Compliance as Code means writing compliance rules and checks in the same way you would write software. These rules can live in code, be tracked in version control like Git, and be tested and enforced automatically.

Instead of checking a spreadsheet or sending an email, your cloud setup or deployment pipeline performs the check for you and logs the result.

It’s like turning a checklist into a sensor that operates independently.

Examples:

  • A developer tries to deploy code that creates a public S3 bucket. A rule in the pipeline blocks the change and provides an explanation.
  • Your cloud environment has a rule that checks every new IAM policy. If a role is assigned too many permissions, such as "AdministratorAccess" or wildcards like "Action: *", it flags the role or prevents it from being deployed.
  • A Terraform script is reviewed using Checkov. If it finds an unencrypted database or an open security group, the build fails.
  • When someone adds a new Kubernetes configuration, a scanner reviews it for risky settings, such as allowing root access or missing network policies. What is Compliance as Code

These are all things that used to need a manual review. Now they happen automatically, every time.

Why This Matters

Most of us work in environments that change fast. Cloud settings, code pushes, and new tools are constantly evolving. Manual reviews can’t keep up.

The old way:

  • A team rolls out a new cloud resource. Someone emails a screenshot to prove encryption is enabled.
  • An auditor asks for access reviews. We dig through spreadsheets, screenshots, JIRA tickets, and Slack threads.
  • A GRC person schedules monthly check-ins to ensure controls are still adequate.

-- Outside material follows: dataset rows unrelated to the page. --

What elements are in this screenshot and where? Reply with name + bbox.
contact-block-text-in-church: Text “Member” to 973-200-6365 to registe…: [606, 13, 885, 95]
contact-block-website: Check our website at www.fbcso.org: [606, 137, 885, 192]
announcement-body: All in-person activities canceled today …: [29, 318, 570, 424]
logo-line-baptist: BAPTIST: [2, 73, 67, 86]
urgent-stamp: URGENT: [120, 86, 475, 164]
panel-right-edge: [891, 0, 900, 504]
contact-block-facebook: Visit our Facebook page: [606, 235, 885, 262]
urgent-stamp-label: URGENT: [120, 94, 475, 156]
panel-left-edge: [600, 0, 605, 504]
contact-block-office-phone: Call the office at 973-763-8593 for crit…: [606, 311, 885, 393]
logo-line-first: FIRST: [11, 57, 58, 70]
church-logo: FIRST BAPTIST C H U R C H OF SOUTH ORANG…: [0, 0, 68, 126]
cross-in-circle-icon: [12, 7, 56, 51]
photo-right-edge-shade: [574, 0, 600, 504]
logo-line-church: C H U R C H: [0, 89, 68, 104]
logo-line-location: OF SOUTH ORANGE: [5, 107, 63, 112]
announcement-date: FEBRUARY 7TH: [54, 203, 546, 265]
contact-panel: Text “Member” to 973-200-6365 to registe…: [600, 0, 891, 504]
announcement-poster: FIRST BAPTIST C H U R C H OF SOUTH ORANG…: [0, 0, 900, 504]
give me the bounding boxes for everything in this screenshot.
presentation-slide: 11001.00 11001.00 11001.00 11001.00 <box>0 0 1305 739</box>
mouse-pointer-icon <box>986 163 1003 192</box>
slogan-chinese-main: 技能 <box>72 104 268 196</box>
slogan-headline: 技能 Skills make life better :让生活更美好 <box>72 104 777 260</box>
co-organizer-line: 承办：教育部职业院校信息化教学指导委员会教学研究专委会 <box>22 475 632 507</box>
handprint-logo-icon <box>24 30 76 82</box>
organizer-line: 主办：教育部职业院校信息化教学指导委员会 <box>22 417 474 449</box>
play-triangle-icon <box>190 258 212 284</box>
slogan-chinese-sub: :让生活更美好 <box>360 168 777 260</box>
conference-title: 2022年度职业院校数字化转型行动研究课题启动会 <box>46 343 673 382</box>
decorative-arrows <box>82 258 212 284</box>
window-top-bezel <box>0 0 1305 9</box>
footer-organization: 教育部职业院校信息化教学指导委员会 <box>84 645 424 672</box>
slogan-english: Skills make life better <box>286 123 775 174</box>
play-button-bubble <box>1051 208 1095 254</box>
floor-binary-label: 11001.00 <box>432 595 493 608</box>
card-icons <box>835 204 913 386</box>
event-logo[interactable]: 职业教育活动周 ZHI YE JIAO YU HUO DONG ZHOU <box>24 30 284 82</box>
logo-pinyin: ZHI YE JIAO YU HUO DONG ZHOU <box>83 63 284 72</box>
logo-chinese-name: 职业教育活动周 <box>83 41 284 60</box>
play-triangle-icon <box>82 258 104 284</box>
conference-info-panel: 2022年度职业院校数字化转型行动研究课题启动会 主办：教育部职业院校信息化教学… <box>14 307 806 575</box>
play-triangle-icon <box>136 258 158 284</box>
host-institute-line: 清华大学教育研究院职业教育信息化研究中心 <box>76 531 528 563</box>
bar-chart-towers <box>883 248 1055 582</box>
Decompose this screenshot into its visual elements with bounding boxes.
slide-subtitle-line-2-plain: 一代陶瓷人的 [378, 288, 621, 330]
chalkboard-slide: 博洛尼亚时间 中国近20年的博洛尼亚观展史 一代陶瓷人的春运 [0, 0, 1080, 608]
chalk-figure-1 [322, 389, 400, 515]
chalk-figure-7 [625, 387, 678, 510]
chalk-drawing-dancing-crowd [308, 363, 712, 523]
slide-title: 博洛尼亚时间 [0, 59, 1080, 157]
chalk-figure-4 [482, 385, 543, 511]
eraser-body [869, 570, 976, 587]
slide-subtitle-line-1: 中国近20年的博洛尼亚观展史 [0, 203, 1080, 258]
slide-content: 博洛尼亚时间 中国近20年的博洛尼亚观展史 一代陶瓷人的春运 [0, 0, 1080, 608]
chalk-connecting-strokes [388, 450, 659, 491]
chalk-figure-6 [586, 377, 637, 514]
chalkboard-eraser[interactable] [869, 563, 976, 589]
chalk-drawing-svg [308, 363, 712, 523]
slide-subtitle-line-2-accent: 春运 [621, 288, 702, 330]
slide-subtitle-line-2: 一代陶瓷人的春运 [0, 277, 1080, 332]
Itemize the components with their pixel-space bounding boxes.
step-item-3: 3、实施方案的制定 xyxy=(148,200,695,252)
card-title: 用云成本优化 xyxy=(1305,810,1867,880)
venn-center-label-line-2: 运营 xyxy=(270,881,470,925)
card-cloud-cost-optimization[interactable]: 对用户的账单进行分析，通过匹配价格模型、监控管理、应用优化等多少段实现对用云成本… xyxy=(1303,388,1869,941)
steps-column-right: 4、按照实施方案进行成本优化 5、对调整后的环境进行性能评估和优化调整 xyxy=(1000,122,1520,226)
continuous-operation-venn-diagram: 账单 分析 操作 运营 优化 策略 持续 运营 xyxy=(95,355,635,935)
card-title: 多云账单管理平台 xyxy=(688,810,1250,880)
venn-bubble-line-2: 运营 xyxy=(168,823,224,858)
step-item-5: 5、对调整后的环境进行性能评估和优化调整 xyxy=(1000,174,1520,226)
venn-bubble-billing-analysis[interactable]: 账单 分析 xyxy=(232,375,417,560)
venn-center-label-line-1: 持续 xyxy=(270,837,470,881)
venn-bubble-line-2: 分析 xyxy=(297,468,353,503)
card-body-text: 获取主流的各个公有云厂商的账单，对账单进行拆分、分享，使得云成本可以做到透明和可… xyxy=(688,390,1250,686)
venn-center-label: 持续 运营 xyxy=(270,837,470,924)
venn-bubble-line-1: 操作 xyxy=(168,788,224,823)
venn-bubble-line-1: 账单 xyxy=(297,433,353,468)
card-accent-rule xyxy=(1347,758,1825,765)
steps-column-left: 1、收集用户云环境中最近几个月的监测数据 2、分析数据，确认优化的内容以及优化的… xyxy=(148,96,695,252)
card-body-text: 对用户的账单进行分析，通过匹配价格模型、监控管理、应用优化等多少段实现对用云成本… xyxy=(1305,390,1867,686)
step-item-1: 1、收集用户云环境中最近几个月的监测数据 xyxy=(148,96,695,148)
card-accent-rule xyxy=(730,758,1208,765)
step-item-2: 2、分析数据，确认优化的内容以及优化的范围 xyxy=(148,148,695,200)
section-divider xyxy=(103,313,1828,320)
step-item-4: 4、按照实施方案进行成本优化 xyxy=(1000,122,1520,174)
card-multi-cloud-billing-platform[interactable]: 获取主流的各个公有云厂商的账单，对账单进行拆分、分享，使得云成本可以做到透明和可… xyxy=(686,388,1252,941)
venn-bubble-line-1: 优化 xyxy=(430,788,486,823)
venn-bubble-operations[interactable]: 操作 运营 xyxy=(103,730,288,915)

The new way with Compliance as Code:

  • A rule in the deployment pipeline blocks public buckets and logs the event.
  • A script checks IAM roles daily for risky permissions and removes them if they are no longer in use.
  • Dashboards show real-time control coverage. Auditors see logs, not manual reports.

Benefits:

  • Catch misconfigurations before they go live
  • Get a real-time view of what’s working and what’s not
  • Build a strong story for auditors with logs, not just screenshots

When it works, it saves time for security teams and engineers.

Real Examples

Some companies are already doing this well.

  • Netflix built internal tools like RepoKid and Aardvark. RepoKid removes unused permissions from AWS IAM roles. Aardvark helps teams understand role assumptions. Together, they enforce least privilege using code.

  • Bridgecrew, now part of Palo Alto Networks, offers Checkov, which scans Terraform, CloudFormation, and Kubernetes for misconfigurations before deployment.

  • Capital One and other cloud-forward banks use AWS Config Rules to continuously enforce and monitor PCI DSS and other standards.

Where teams struggle:

  • Trying to automate everything at once without a clear plan
  • Writing rules without engineering buy-in
  • Building tools that GRC teams can’t use or explain to auditors

How to Get Started

You don’t need to be a software engineer, but you do need to work with them.

  1. Select a framework you are already familiar with, like PCI, NIST, or ISO.
  2. Choose a control with a clear technical enforcement point, like MFA or encryption.
  3. Collaborate with engineering to create a simple rule.
  4. Put it in Git for peer review.
  5. Test it in staging before production.
  6. Log everything so you can show it works.

Tools to Explore

All of these tools have free versions and good documentation.

What GRC Specialists Can Do

  • Ask questions when you see new automation or pipelines
  • Join repo reviews and policy discussions
  • Help map controls to real, testable code
  • Get comfortable explaining how the code satisfies compliance to auditors

Compliance as Code will not replace GRC. It will make our work more credible, more trusted, and more effective.


If you want to read more, the Open Policy Agent site has great beginner docs: https://www.openpolicyagent.org/docs/latest/

If your company already has DevOps or SRE teams, ask how they handle compliance. You might be surprised what’s already there.